Entanglement is a fascinating, mysterious, thing in physics. Entangled particles can be galaxies apart, yet they change each other’s states instantaneously, in spite of the fact that a signal between them might take millennia to arrive. You can think of entangled particles as those twins who simultaneously pick up the phone to call each other, if you can imagine the twins always picking up the phone at the same time. My characters move through different orbits, but they share “states”: questions of what is real, of what constitutes authenticity in a difficult world, of how we feed our spirits. As each acts and changes, the others do as well, but in the quantum way: a simultaneous connection, with different results.

I wrote this novel at a time before COVID, before the heartbreak of the events that have made the Black Lives Matter protests so urgent, before the heat of the current election. These days have held much tragedy, yet I find the concept of entanglement even richer now. We spend our days with others who are few in number, if we have anyone at all. The kinds of connections we once made each day—at social events, winding through a line at a Starbucks, talking to that person with the adorable little terrier—aren’t happening.

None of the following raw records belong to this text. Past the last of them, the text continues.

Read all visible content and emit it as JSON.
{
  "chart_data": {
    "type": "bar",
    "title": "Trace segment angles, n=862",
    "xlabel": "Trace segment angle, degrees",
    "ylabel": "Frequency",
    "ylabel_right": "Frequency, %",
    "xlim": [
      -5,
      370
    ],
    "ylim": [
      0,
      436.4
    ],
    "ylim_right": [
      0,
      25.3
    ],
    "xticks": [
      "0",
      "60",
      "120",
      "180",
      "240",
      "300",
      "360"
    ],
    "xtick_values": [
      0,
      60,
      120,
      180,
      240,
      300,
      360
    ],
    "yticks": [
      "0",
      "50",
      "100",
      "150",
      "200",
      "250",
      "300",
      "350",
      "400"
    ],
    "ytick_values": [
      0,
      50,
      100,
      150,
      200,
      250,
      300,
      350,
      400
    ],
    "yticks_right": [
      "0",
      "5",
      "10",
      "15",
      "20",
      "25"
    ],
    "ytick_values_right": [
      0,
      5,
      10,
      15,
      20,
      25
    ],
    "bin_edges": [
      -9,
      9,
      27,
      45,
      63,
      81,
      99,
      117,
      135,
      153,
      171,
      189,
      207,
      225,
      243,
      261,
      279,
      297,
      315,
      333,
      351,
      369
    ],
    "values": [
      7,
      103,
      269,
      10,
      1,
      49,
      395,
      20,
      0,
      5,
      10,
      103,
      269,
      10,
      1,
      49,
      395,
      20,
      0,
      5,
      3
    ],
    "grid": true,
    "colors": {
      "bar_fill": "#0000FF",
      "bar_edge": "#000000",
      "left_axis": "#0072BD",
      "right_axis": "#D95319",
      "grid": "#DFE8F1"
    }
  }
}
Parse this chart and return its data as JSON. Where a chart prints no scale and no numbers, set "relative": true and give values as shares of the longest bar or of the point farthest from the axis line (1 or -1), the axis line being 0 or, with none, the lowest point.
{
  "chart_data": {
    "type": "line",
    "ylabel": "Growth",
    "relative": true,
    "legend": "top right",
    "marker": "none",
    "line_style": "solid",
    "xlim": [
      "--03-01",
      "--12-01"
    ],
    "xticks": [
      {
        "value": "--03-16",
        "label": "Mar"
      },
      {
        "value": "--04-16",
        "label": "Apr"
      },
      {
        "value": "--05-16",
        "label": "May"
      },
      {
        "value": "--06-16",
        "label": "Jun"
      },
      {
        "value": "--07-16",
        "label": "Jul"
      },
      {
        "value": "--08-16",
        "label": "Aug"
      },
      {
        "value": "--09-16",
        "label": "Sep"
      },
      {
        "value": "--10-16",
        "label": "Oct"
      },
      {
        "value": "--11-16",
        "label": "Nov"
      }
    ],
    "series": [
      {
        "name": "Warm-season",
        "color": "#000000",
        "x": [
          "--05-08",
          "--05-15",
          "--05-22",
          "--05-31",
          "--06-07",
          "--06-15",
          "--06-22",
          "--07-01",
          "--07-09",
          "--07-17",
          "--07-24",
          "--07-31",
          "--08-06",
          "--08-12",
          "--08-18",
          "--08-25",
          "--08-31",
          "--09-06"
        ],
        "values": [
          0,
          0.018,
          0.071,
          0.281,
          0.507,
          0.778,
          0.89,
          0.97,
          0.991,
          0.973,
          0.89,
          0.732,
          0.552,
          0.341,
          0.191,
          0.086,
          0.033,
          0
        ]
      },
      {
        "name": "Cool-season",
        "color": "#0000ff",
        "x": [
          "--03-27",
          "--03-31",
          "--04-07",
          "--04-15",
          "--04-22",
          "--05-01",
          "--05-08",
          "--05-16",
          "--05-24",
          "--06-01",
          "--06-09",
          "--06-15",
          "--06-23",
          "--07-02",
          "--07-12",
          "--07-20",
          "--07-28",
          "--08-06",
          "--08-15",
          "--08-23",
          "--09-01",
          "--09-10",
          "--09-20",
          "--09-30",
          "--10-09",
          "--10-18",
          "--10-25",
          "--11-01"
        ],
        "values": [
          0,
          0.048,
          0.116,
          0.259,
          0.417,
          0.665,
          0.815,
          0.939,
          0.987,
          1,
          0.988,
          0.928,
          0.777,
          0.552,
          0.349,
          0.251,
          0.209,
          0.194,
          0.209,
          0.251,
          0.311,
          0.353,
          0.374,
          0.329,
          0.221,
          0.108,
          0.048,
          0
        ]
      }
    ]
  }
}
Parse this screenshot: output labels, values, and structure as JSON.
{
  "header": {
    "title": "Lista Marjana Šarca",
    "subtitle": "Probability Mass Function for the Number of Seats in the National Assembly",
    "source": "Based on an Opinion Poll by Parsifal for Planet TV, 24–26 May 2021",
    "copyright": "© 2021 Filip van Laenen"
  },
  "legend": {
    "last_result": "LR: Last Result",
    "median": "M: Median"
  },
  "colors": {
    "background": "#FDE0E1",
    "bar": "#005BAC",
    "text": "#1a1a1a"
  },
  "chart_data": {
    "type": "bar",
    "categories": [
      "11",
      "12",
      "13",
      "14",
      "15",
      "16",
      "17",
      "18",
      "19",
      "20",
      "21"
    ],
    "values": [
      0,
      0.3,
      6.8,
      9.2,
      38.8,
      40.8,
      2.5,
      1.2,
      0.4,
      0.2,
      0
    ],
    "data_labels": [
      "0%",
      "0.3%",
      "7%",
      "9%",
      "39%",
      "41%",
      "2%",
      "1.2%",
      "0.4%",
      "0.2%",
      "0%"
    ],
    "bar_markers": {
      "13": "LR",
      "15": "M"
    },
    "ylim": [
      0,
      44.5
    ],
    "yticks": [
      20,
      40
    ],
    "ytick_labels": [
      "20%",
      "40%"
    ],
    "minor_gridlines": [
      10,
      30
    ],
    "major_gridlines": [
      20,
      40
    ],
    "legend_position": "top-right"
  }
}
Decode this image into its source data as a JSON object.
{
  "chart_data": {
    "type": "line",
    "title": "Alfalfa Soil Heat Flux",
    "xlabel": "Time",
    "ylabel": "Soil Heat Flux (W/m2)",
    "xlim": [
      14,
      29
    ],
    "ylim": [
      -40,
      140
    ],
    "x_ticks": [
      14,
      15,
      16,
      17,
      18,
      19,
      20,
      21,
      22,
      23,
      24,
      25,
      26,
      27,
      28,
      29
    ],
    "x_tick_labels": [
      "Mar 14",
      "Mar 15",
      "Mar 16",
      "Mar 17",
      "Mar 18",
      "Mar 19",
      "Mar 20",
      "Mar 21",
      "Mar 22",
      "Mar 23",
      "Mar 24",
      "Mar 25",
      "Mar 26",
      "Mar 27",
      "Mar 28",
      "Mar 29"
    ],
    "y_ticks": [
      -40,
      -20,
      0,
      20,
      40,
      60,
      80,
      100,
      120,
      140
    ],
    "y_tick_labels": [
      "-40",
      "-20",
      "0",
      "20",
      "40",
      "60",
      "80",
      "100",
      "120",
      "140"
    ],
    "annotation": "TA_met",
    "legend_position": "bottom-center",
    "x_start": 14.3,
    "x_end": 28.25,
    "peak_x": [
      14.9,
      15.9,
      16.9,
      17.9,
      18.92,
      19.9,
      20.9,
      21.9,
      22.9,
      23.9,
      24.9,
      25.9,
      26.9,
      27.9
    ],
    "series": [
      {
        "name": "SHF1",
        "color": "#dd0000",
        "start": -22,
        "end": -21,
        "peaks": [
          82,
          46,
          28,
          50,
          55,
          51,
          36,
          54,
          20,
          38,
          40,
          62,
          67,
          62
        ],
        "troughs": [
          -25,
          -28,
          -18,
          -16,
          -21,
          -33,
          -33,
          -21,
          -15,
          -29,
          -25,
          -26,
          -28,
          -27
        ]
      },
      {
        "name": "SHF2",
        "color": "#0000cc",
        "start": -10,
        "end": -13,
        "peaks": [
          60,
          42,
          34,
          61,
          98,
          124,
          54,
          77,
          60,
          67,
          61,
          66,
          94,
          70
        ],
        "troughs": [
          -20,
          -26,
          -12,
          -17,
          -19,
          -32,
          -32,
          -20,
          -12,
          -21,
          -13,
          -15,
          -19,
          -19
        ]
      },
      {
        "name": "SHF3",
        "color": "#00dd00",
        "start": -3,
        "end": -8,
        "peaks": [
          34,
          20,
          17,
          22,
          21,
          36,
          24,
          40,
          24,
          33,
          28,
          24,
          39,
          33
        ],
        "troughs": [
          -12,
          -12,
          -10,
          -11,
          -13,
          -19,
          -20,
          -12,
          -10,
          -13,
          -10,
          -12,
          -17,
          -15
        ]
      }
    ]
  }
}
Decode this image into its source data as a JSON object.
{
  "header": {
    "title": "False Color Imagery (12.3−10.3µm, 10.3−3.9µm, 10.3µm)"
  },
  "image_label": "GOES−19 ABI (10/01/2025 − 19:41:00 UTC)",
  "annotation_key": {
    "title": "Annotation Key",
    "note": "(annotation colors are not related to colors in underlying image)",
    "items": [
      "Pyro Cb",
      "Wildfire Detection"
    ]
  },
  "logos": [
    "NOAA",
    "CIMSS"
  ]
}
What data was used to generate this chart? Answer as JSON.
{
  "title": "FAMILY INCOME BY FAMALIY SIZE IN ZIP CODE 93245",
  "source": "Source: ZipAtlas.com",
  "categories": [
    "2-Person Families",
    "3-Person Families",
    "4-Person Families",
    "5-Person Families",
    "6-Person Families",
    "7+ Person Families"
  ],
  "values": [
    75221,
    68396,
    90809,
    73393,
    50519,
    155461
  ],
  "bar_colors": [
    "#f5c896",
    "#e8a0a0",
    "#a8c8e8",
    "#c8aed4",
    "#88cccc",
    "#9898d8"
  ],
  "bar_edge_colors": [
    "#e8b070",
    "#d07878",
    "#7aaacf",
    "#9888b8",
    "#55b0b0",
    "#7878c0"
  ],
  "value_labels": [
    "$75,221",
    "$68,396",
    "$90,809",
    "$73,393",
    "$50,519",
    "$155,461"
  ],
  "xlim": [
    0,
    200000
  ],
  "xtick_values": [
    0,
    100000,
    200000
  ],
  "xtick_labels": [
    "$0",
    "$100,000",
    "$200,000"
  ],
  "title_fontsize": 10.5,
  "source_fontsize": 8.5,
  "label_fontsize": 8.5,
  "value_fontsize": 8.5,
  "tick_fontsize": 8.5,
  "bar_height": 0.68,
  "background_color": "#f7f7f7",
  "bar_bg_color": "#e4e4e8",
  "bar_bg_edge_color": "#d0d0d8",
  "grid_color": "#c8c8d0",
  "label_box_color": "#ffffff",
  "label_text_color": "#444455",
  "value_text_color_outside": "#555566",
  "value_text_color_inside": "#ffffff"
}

One day during our visit my father mentioned our old landlord, the man who rented an apartment to us in Elizabeth, New Jersey. He was a kind man who had probably forgiven us a few late checks along the way. He had a concentration camp tattoo—a number—on his arm. Two close friends of my family had these tattoos as well; both had been held in Auschwitz. Many Jewish refugees ended up on this odd little street in Elizabeth, a neighborhood of front porch gossip with nail polish and stogies, a cemetery across the street, closely guarded children shrieking up and down.

Like most things we encounter when we’re little, these tattoos didn’t call out to me for an explanation. They just were. Not too different from any other tattoos, whether those were anchors or skewered hearts. Their numbers were rough, like jailhouse tattoos, or something written by a heavy Magic Marker, an analogy that may have occurred to me at the time.

No one told us kids what these numbers represented. It would have overwhelmed any child. But as I grew, my father let me know that these tattoos represented a horrible thing one group of people had done to another, and that someday I would understand it, and I would understand it so I could be a part of it never happening again.

My father was smart enough not to try to tell me more than I could take in. And he was also smart enough to stress that someday I would have to take it in. There was an entanglement here, not yet articulated to me but one that would be essential, would spin and change me. I needed to let it. This history cut deeply into my very bones.

Much later I visited the Yad Vashem Holocaust Museum in Jerusalem, and when I went in, I saw a photograph of a family of transported Jews. One little girl looked exactly like my childhood best friend, Bonnie. I’m not sure what connection Bonnie’s family may or may not have had with the Holocaust. But the gut-punch that she could have died, had her age and circumstances been different, left me crying for quite a while in the Yad Vashem’s restroom.

To survive I think we must embrace our entanglements. We must force ourselves to be changed through the irresistible movements of those who are not close to us in physical space. This is doubly true in this moment of isolation and communal pain. It’s tempting to try to turn away from the bad news, but we can’t. We are spun toward it. Entanglement is very literally a universal truth.

 

Susanne Paola Antonetta is the author of Make Me a Mother, Curious Atoms, Body Toxic, A Mind Apart, the novella Stolen Moments, and four books of poetry. Her awards include a Library Journal Best Science Book of the Year, a New York Times Notable Book, and an American Book Award. Her work has appeared in the New York Times, The Washington Post, Orion, The New Republic, and many other journals and anthologies.